Regional stocks took middling cues from a mostly negative overnight session on Wall Street, where major technology stocks continued to fall after a couple of underwhelming earnings from the sector. But their pace of losses now appeared to be easing, while U.S. stock index futures also rose in Asian trade.
Markets took some positive cues from stronger-than-expected second-quarter U.S. GDP data. Focus was also squarely on upcoming PCE price index data, which is the Federal Reserve’s preferred inflation gauge, for more cues on interest rate cuts.
Tech-heavy Asian bourses rose on Friday, with South Korea’s KOSPI adding 0.9%, while Hong Kong’s Hang Seng index rose 0.7%. Japan’s Nikkei 225 index added 0.5%, with all three indexes recovering a small measure of steep losses this week.
The three were down between 1.8% to 5.2% this week, with the Nikkei seeing the worst declines.

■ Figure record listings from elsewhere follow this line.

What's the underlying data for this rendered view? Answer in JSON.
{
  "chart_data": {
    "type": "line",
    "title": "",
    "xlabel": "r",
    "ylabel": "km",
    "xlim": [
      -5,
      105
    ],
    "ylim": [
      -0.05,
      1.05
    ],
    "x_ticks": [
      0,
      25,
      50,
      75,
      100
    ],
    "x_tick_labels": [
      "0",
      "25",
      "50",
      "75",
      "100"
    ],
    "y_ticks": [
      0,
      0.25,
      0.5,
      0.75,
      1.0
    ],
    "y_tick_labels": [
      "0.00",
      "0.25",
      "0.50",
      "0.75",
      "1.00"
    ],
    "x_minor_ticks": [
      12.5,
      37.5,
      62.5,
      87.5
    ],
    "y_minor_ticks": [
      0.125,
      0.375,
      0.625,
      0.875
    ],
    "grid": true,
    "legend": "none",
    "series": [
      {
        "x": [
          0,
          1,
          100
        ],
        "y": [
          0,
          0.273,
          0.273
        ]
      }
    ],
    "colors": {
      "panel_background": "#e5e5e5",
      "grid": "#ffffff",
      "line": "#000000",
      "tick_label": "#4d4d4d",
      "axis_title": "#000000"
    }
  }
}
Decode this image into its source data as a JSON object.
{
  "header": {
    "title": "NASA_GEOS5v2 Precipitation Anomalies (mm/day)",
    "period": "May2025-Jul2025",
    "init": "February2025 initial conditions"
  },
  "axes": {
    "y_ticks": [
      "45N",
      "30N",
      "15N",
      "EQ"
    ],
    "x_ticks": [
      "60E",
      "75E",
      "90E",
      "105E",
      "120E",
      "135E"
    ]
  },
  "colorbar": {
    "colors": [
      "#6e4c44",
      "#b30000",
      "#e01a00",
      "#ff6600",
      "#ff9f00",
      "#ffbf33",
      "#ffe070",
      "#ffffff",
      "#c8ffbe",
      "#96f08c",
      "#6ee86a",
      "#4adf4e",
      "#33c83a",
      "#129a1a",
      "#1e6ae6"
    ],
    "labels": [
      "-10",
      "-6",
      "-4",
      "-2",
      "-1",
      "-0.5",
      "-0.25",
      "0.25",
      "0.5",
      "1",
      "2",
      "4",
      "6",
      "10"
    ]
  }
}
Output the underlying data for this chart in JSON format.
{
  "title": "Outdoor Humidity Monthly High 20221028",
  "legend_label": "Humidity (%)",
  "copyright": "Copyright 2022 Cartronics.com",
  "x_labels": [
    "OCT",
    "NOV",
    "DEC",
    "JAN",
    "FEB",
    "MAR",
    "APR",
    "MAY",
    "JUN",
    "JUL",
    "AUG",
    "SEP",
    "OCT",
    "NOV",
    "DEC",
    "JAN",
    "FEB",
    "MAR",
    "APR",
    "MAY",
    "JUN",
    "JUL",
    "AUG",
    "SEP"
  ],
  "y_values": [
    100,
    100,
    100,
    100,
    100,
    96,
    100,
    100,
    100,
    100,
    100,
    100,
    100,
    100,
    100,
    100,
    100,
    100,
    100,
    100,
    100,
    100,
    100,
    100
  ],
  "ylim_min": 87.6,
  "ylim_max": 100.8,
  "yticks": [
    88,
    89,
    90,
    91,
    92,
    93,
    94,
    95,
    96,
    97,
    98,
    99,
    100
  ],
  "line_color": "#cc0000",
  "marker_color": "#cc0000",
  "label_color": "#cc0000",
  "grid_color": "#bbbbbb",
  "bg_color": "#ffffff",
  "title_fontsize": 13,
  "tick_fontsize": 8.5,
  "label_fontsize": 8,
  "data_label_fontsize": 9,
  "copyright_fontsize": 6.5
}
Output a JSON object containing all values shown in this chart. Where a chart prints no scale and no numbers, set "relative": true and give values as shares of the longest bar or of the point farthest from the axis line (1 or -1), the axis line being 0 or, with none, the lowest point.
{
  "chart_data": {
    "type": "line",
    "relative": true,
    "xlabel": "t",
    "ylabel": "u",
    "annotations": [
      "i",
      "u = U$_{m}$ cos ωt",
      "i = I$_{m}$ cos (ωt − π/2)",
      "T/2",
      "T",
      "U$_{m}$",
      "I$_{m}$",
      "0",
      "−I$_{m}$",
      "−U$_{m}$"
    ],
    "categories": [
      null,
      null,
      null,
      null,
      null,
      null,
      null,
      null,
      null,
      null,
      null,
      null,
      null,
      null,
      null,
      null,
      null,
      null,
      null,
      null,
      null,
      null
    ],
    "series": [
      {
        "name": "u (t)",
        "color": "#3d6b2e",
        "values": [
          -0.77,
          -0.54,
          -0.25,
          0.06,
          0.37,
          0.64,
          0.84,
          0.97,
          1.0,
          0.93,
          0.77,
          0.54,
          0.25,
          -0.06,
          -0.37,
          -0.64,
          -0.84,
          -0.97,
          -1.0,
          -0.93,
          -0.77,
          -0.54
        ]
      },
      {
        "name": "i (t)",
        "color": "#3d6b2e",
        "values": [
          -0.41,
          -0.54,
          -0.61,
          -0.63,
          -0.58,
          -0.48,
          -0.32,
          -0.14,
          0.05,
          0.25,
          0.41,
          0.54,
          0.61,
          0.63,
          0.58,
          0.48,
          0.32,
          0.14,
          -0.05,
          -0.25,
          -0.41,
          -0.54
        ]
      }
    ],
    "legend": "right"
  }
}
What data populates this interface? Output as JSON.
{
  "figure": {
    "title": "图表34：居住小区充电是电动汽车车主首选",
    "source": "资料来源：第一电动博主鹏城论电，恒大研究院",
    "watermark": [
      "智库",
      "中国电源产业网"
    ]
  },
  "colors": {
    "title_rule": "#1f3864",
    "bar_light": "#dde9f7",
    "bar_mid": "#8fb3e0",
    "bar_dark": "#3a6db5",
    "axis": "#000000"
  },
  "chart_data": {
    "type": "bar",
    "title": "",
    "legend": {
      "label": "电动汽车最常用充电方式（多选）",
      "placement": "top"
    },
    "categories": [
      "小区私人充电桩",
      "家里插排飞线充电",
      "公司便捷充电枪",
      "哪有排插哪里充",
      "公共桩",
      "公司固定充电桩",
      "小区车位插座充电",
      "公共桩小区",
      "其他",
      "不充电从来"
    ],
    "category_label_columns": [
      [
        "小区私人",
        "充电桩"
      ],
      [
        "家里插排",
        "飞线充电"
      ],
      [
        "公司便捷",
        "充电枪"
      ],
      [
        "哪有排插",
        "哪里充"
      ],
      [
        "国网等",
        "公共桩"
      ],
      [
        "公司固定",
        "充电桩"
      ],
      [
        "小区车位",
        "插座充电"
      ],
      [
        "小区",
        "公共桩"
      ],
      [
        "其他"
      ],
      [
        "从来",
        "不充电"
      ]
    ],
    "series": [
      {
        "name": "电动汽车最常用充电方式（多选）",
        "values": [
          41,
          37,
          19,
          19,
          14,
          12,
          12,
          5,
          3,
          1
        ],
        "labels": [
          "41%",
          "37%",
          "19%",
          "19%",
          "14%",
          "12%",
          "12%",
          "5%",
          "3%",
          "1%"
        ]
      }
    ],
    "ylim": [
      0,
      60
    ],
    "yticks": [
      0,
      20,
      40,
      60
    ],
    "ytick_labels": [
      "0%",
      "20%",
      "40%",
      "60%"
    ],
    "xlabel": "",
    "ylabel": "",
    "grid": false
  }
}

The tech sector steadied after extended profit-taking and a shift into more economically sensitive sectors battered valuations over the past week. Losses were worsened by underwhelming earnings from major U.S. tech companies.
Taiwan chipmaker TSMC (TW:2330) (NYSE:TSM) was an outlier in Asian tech on Friday, with the firm’s Taipei shares tumbling nearly 7% after a two-day holiday in Taiwan due to Typhoon Gaemi.
Japanese stock markets were the worst performers in Asia this week, with growing uncertainty before a Bank of Japan meeting next week also adding to selling pressure.
The Nikkei and the broader TOPIX both sank over 5% this week.
Middling consumer price index data for Tokyo added to this uncertainty on Friday. The reading showed a core gauge of underlying inflation fell sharply in July, which could give the BOJ less headroom to hike interest rates.
Markets are largely split over whether the BOJ will hike rates by 10 basis points next week.
Among broader Asian markets, Chinese stocks continued to lag their peers, with the Shanghai Shenzhen CSI 300 and Shanghai Composite indexes both falling slightly and remaining at five-month lows.
The two indexes were also down between 3% and 4% this week, having taken little support from surprise interest cuts by the People’s Bank.
Australia’s ASX 200 rose nearly 1%. The index, along with India’s Nifty 50, was the best performer in Asia this week, with both indexes nursing a weekly decline of only 0.5%. The two benefited from flows into more economically-sensitive sectors, as investors positioned for lower interest rates this year.
Nifty futures pointed to a flat open for the index, which did see some measure of profit-taking this week, while investors also reacted negatively to an increase in India’s capital gains tax rates under the 2024 union budget.
Still, the Nifty and the BSE Sensex 30 retained a bulk of gains made through July, where they hit a series of record highs on optimism over Indian economic growth.